Fico muito orgulhoso. Devo ser o máximo! [risos]. Vejo o prêmio como um reconhecimento no meio científico francês de que o Brasil hoje não é o mesmo dos anos 1950, quando os matemáticos franceses vinham para cá e não tinham praticamente com quem falar. É o reconhecimento do Impa e da matemática brasileira.
A área de sistemas dinâmicos é o carro-chefe do Impa. É, inclusive, a área em que seus pesquisadores têm obtido prêmios. Por que há essa ênfase nessa linha de pesquisa?
Eu costumo responder com outra pergunta: quem veio primeiro? O Pelé ou o Santos? Foi o Pelé que se beneficiou de estar num time que foi campeão do mundo, ou foi ele que fez o Santos ser campeão do mundo? Não tenho a menor dúvida de que o Pelé fez o Santos ser campeão do mundo, como o Messi fez o Barcelona ter sucesso e o Maradona fez a Argentina ganhar. Acredito que são os indivíduos que fazem a diferença. Então, no Impa, devemos creditar essa ênfase em sistemas dinâmicos a personalidades como Maurício Peixoto, Jacob Palis, Wellington de Melo (orientador do Artur Ávila), Ricardo Mañé [1948-1995]…. Quando se tem um grupo que desponta, que tem brilho, ele atrai os alunos mais ambiciosos intelectualmente. Mas, embora a área de sistemas dinâmicos tenha sido o carro-chefe do Impa há 30 anos, isso não é mais verdade. Temos 11 áreas de pesquisa e algumas delas com destaque internacional acentuado, como a de probabilidade e a de geometria.
O Impa é uma instituição reconhecida internacionalmente e uma ilha de excelência em pesquisa matemática. Existe algum projeto no instituto de descentralizar, ou melhor, de multiplicar essa produção científica e formar pessoal altamente qualifi- cado no resto do país?

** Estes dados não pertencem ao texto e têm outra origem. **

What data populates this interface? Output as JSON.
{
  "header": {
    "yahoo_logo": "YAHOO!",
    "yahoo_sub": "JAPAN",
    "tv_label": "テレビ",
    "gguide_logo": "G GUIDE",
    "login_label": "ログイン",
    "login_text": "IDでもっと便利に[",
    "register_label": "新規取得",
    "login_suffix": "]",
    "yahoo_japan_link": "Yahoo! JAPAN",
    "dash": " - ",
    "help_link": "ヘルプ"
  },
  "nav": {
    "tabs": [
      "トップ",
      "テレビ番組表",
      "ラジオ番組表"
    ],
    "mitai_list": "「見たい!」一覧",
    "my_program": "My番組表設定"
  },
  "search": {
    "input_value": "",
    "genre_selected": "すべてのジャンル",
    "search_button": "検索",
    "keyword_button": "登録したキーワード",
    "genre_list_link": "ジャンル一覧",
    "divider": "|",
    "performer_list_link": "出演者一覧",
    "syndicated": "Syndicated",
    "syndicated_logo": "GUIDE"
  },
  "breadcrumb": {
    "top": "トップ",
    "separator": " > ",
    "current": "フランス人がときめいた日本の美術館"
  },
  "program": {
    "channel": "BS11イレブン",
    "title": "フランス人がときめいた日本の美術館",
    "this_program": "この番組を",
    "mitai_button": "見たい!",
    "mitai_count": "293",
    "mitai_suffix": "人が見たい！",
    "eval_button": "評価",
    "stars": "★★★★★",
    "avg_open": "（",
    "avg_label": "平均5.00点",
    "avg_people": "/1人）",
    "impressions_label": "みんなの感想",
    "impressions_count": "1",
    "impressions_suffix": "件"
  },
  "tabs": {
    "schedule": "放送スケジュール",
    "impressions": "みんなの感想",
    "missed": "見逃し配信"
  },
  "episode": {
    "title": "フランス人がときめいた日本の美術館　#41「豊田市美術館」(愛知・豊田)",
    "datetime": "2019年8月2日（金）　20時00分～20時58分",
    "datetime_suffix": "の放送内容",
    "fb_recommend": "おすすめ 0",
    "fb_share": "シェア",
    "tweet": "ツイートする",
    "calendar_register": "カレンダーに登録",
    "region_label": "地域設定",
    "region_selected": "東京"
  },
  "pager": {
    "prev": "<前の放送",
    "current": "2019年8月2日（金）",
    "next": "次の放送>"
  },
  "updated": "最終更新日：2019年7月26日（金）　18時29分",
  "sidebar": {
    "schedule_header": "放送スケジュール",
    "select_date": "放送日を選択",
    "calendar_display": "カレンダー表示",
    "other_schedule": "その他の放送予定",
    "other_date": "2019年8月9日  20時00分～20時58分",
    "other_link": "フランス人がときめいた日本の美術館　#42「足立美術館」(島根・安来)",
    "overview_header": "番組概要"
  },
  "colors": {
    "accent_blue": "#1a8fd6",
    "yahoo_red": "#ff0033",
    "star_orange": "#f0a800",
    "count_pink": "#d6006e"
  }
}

Periodicamente, alguém levanta a ideia de criar filiais do Impa nas diversas regiões do país. Já se falou em fazer um Impa em São Paulo, outro no Nordeste. De nossa parte, adoraríamos. Mas tem que se pensar muito como isso seria feito. Não podemos criar no Nordeste uma instituição do jeito que o Impa é hoje, porque ele não foi criado assim. O Impa começou pequenininho, com dois pesquisadores que nem salário tinham, em duas salas emprestadas do CBPF [Centro Brasileiro de Pesquisas Físicas]. O processo de começar tem que ser inteligente, não pode ser abrupto. Mas a ideia de descentralizar fisicamente o Impa, de ter outras unidades, é bem-vinda, desde que seja aproveitada a experiência histórica. Somos favoráveis a plantar um germe disso aqui e vê-lo crescer lentamente, com muito rigor e exigência na contratação. O Impa demorou 60 anos para ter 46 pesquisadores, e atraímos como visitantes mais 60 pessoas de dentro e de fora do país.
Essas pessoas que se formam no Impa retornam ao seu lugar de origem? Se sim, elas poderiam criar outros centros de excelência em suas cidades, não?
Retornam. Praticamente todos os programas de pós-graduação em matemática que existem no Brasil hoje – com exceção da USP e da Unicamp [Universidade Estadual de Campinas] – foram construídos por ex-alunos do Impa. Essa irradiação certamente aconteceu ao longo do tempo. Então, tem a descentralização física, mas tem também outra descentralização, que já vem acontecendo, em que o Impa se envolve em iniciativas que vão além da própria pesquisa. O Impa faz todo ano as Olimpíadas de Matemática em escolas públicas; mantém o programa de aperfeiçoamento de profes- sores do ensino médio, criado em 1990; apoia cada vez mais a Olimpíada Brasileira de Matemática e ainda organiza, desde 1957, o Colóquio Brasileiro de Matemática, que se realiza a cada dois anos e que reúne toda a comunidade brasileira de matemáticos. Então, a descentralização de atividades já vem acontecendo e talvez seja tão importante quanto a descentralização física.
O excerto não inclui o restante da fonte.